Video Interviewing
More and more interviews are being done on Zoom: during the initial (screening) stages it doesn’t make sense to invest financially and logistically to fly a candidate on-site. For remote-first organizations, that is doubly true.
But remote (video) interviewing introduces a risk—will your interviewing team conduct these interviews well? Will they give the candidate a first-class experience that makes them want to join your company? Here is a 5-step checklist to make sure you have everything laced up properly:
#1 Logistics and Prep
Make sure that both candidates and interviewers are prepared for the interview. On the candidate side this means assigning a reliable point person who promptly keeps the candidate updated with where they are in the process. On the interviewer side, this means individual interviewers having a clear view of their interviewing calendar, adequate buffer time to stat the interview promptly, and initial question guides. One of the main candidate complaints with remote interviews is that companies can appear disorganized and interviewers can be unprepared—don’t let this be you.
#2 Buffers
Relatedly, adopt 45-minutes as your time block for screening interviews (not the first conversation a recruiter has with the candidate—I mean the first interview that the candidate is going through. 45-minutes is long enough to get great information and have adequate time to answer questions (and sell the candidate) and process your notes before moving to your next interview or meeting.
#3 Low-hanging fruit
This may sound obvious, but a lot of people don’t have the following dialed in:
- Strong internet connection
- Even front-lighting: minimal backlighting, minimal side lighting. (You want the candidate to be able to easily see your facial reactions—both for rapport connection as well as your ability to subtle cue that you want to interrupt)

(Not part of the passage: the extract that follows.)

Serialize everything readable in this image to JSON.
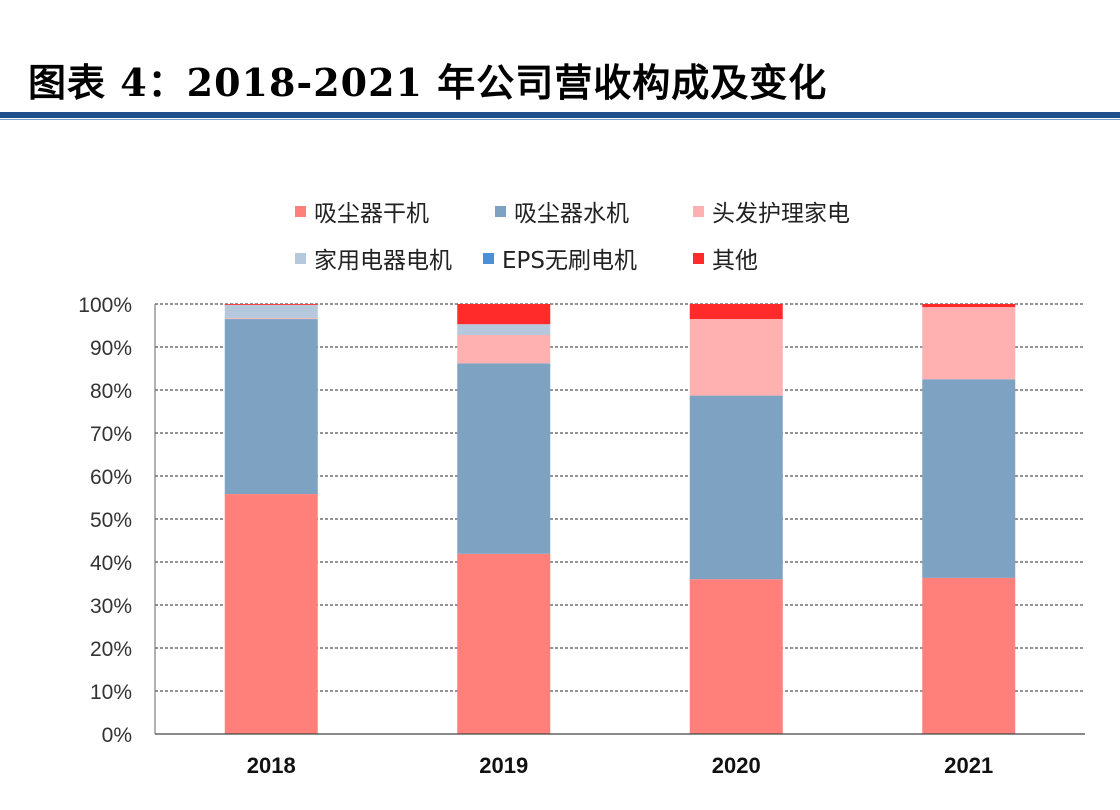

- Close enough to the camera to where they can clearly see your face (no interviewing from a zoomed-out conference room camera)
- Clear, high-quality audio.
- Specifically, avoid laptops whenever possible—especially when your keyboard typing is audible because you’re using the laptop’s built-in mic. Laptops also force you to choose between either 1) a suboptimal viewing angle (you’re staring down at the webcam—not a great look), or 2) elevating the laptop to eye-level and having to type in an uncomfortable position.

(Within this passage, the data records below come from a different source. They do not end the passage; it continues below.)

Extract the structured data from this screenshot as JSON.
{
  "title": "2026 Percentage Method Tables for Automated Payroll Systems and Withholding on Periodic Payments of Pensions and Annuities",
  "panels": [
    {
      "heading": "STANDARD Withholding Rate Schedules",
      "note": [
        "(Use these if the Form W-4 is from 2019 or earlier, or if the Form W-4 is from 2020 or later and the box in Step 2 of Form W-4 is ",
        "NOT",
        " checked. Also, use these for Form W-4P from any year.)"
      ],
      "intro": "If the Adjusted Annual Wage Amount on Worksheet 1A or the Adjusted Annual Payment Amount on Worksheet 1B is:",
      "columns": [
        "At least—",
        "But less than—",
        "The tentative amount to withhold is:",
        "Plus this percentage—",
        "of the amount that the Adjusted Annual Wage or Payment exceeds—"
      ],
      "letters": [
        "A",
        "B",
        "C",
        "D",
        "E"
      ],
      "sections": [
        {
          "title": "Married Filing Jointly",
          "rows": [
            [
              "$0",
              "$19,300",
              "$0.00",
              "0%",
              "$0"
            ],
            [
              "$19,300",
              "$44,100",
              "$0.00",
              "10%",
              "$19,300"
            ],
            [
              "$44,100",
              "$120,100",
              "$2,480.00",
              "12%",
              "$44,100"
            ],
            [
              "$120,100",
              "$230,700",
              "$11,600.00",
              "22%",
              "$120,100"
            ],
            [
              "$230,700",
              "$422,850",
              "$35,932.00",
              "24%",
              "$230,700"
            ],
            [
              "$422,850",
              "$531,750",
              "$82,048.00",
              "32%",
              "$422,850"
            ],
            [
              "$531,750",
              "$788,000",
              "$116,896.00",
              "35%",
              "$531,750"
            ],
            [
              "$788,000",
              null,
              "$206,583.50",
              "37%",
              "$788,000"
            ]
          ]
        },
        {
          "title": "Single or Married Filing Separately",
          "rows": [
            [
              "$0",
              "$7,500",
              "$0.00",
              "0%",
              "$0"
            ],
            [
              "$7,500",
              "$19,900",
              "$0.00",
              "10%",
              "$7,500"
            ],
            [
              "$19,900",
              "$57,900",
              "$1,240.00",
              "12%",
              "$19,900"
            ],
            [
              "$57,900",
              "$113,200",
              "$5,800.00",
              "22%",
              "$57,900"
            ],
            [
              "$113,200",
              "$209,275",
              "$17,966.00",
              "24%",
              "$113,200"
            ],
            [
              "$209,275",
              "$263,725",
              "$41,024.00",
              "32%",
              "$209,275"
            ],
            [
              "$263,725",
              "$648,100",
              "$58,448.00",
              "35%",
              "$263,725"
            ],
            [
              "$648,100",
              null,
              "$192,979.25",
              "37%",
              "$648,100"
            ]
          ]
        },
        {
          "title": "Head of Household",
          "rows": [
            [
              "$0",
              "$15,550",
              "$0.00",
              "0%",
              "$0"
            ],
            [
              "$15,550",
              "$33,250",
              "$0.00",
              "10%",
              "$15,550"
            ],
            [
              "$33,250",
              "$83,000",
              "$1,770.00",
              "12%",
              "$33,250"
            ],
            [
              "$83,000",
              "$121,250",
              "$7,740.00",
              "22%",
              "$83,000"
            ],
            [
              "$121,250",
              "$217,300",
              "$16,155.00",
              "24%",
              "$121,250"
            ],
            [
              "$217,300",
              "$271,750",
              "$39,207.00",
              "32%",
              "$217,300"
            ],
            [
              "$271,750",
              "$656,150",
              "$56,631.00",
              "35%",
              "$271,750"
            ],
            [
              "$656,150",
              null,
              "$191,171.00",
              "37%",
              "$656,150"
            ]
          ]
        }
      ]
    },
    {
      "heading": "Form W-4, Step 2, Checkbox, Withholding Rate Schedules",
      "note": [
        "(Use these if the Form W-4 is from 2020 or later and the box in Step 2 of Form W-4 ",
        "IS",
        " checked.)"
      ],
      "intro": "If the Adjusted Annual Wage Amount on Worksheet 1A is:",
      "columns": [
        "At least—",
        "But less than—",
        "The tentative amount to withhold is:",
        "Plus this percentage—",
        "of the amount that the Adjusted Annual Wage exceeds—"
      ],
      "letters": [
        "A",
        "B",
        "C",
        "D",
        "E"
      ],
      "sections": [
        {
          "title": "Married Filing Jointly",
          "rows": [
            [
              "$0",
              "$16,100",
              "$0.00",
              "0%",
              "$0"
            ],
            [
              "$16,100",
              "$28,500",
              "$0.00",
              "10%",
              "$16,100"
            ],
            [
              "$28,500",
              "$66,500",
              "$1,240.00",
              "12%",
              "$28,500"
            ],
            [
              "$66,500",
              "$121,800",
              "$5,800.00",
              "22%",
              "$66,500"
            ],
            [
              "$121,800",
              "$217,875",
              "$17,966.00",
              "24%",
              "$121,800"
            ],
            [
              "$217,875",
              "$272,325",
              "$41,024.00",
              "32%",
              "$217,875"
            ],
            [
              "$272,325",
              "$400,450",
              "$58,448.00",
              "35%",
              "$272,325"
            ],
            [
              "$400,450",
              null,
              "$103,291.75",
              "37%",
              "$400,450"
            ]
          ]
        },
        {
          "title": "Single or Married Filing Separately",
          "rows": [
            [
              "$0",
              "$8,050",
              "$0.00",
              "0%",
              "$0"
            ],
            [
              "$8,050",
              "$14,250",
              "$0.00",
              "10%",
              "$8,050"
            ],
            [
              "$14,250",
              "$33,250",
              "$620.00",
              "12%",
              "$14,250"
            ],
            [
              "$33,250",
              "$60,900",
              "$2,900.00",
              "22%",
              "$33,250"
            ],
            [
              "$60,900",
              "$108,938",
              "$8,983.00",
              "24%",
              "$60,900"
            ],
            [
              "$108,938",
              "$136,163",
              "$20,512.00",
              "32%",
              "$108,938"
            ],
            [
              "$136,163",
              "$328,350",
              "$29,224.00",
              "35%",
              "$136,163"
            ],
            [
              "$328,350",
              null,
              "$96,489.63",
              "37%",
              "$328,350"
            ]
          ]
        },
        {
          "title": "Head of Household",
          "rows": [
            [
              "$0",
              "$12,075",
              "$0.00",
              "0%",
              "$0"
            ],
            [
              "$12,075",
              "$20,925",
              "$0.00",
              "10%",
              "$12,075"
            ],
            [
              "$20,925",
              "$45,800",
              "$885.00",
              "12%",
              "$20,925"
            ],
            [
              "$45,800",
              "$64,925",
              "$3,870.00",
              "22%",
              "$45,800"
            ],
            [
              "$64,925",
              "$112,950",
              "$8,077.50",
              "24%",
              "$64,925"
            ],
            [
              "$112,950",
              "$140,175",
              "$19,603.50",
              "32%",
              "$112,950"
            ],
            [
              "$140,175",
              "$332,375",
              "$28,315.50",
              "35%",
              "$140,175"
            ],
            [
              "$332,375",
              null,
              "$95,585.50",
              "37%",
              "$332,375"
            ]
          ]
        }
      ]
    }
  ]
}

- No distracting/polarizing stuff in the background
#4 Video Rapport: Zoom Placement
Use Zoom “Gallery Mode” whenever you’re doing an interview. Minimize the height of the window, move it up to the very top of your monitor, and place the candidate’s face right underneath your webcam. Place your notes (you need to take notes, unless you have an AI notetaker) over your face. That way, whether you’re looking at them, or looking at your notes, you’ll be giving them great eye contact the entire time. Humans value eye contact a lot—it’s important for developing and maintaining rapport with the candidate.
#5 Note taking
There are a few components of taking good notes other than the main advantage which is simply a high WPM typing speed.
- Have your initial questions already typed out with a bullet point under each one so taking notes is easy and fast
- Do not care about typos or attempt to correct them when typing. This is part of what your buffer time after the interview is for.

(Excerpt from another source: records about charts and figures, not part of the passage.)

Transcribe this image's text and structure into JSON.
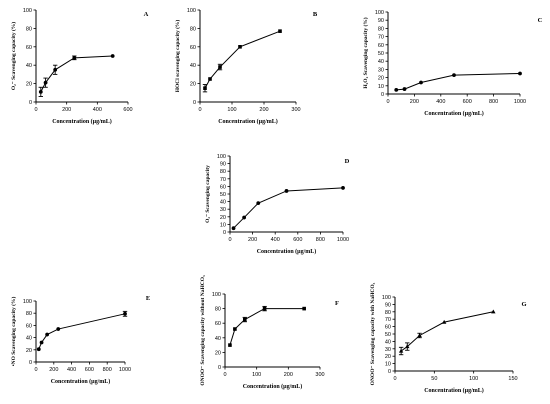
{
  "chart_data": [
    {
      "panel": "A",
      "type": "line",
      "xlabel": "Concentration (µg/mL)",
      "ylabel": "O₂⁻ Scavenging capacity (%)",
      "xlim": [
        0,
        600
      ],
      "ylim": [
        0,
        100
      ],
      "xticks": [
        0,
        200,
        400,
        600
      ],
      "yticks": [
        0,
        20,
        40,
        60,
        80,
        100
      ],
      "marker": "circle",
      "x": [
        31.25,
        62.5,
        125,
        250,
        500
      ],
      "y": [
        11,
        21,
        35,
        48,
        50
      ],
      "err": [
        5,
        5,
        5,
        2,
        0
      ]
    },
    {
      "panel": "B",
      "type": "line",
      "xlabel": "Concentration (µg/mL)",
      "ylabel": "HOCl scavenging capacity (%)",
      "xlim": [
        0,
        300
      ],
      "ylim": [
        0,
        100
      ],
      "xticks": [
        0,
        100,
        200,
        300
      ],
      "yticks": [
        0,
        20,
        40,
        60,
        80,
        100
      ],
      "marker": "square",
      "x": [
        15.6,
        31.25,
        62.5,
        125,
        250
      ],
      "y": [
        15,
        25,
        38,
        60,
        77
      ],
      "err": [
        4,
        0,
        3,
        0,
        0
      ]
    },
    {
      "panel": "C",
      "type": "line",
      "xlabel": "Concentration (µg/mL)",
      "ylabel": "H₂O₂ Scavenging capacity (%)",
      "xlim": [
        0,
        1000
      ],
      "ylim": [
        0,
        100
      ],
      "xticks": [
        0,
        200,
        400,
        600,
        800,
        1000
      ],
      "yticks": [
        0,
        10,
        20,
        30,
        40,
        50,
        60,
        70,
        80,
        90,
        100
      ],
      "marker": "circle",
      "x": [
        62.5,
        125,
        250,
        500,
        1000
      ],
      "y": [
        5,
        6,
        14,
        23,
        25
      ],
      "err": [
        0,
        0,
        0,
        0,
        0
      ]
    },
    {
      "panel": "D",
      "type": "line",
      "xlabel": "Concentration (µg/mL)",
      "ylabel": "O₂⁻ Scavenging capacity",
      "xlim": [
        0,
        1000
      ],
      "ylim": [
        0,
        100
      ],
      "xticks": [
        0,
        200,
        400,
        600,
        800,
        1000
      ],
      "yticks": [
        0,
        10,
        20,
        30,
        40,
        50,
        60,
        70,
        80,
        90,
        100
      ],
      "marker": "circle",
      "x": [
        31.25,
        125,
        250,
        500,
        1000
      ],
      "y": [
        5,
        19,
        38,
        54,
        58
      ],
      "err": [
        0,
        0,
        0,
        0,
        0
      ]
    },
    {
      "panel": "E",
      "type": "line",
      "xlabel": "Concentration (µg/mL)",
      "ylabel": "•NO Scavenging capacity (%)",
      "xlim": [
        0,
        1000
      ],
      "ylim": [
        0,
        100
      ],
      "xticks": [
        0,
        200,
        400,
        600,
        800,
        1000
      ],
      "yticks": [
        0,
        20,
        40,
        60,
        80,
        100
      ],
      "marker": "circle",
      "x": [
        31.25,
        62.5,
        125,
        250,
        1000
      ],
      "y": [
        21,
        32,
        45,
        54,
        79
      ],
      "err": [
        0,
        0,
        0,
        0,
        4
      ]
    },
    {
      "panel": "F",
      "type": "line",
      "xlabel": "Concentration (µg/mL)",
      "ylabel": "ONOO⁻ Scavenging capacity without NaHCO₃",
      "xlim": [
        0,
        300
      ],
      "ylim": [
        0,
        100
      ],
      "xticks": [
        0,
        100,
        200,
        300
      ],
      "yticks": [
        0,
        20,
        40,
        60,
        80,
        100
      ],
      "marker": "square",
      "x": [
        15.6,
        31.25,
        62.5,
        125,
        250
      ],
      "y": [
        30,
        52,
        65,
        80,
        80
      ],
      "err": [
        0,
        0,
        3,
        3,
        0
      ]
    },
    {
      "panel": "G",
      "type": "line",
      "xlabel": "Concentration (µg/mL)",
      "ylabel": "ONOO⁻ Scavenging capacity with NaHCO₃",
      "xlim": [
        0,
        150
      ],
      "ylim": [
        0,
        100
      ],
      "xticks": [
        0,
        50,
        100,
        150
      ],
      "yticks": [
        0,
        10,
        20,
        30,
        40,
        50,
        60,
        70,
        80,
        90,
        100
      ],
      "marker": "triangle",
      "x": [
        7.8,
        15.6,
        31.25,
        62.5,
        125
      ],
      "y": [
        27,
        33,
        48,
        66,
        80
      ],
      "err": [
        5,
        5,
        3,
        0,
        0
      ]
    }
  ]
}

- Develop short-hand / abbreviations for follow up questions you ask a lot, along with any real-time reads you want to capture (e.g. “LOCS” = Lack Of Self-Critique when a candidate is struggling to admit real mistakes/weaknesses).
- If you can’t keep up with the verbatim speech of the candidate, just make sure that you capture names, numbers, and other important “meat” of the answer—you can always go back to rehydrate your notes immediately after the interview is over.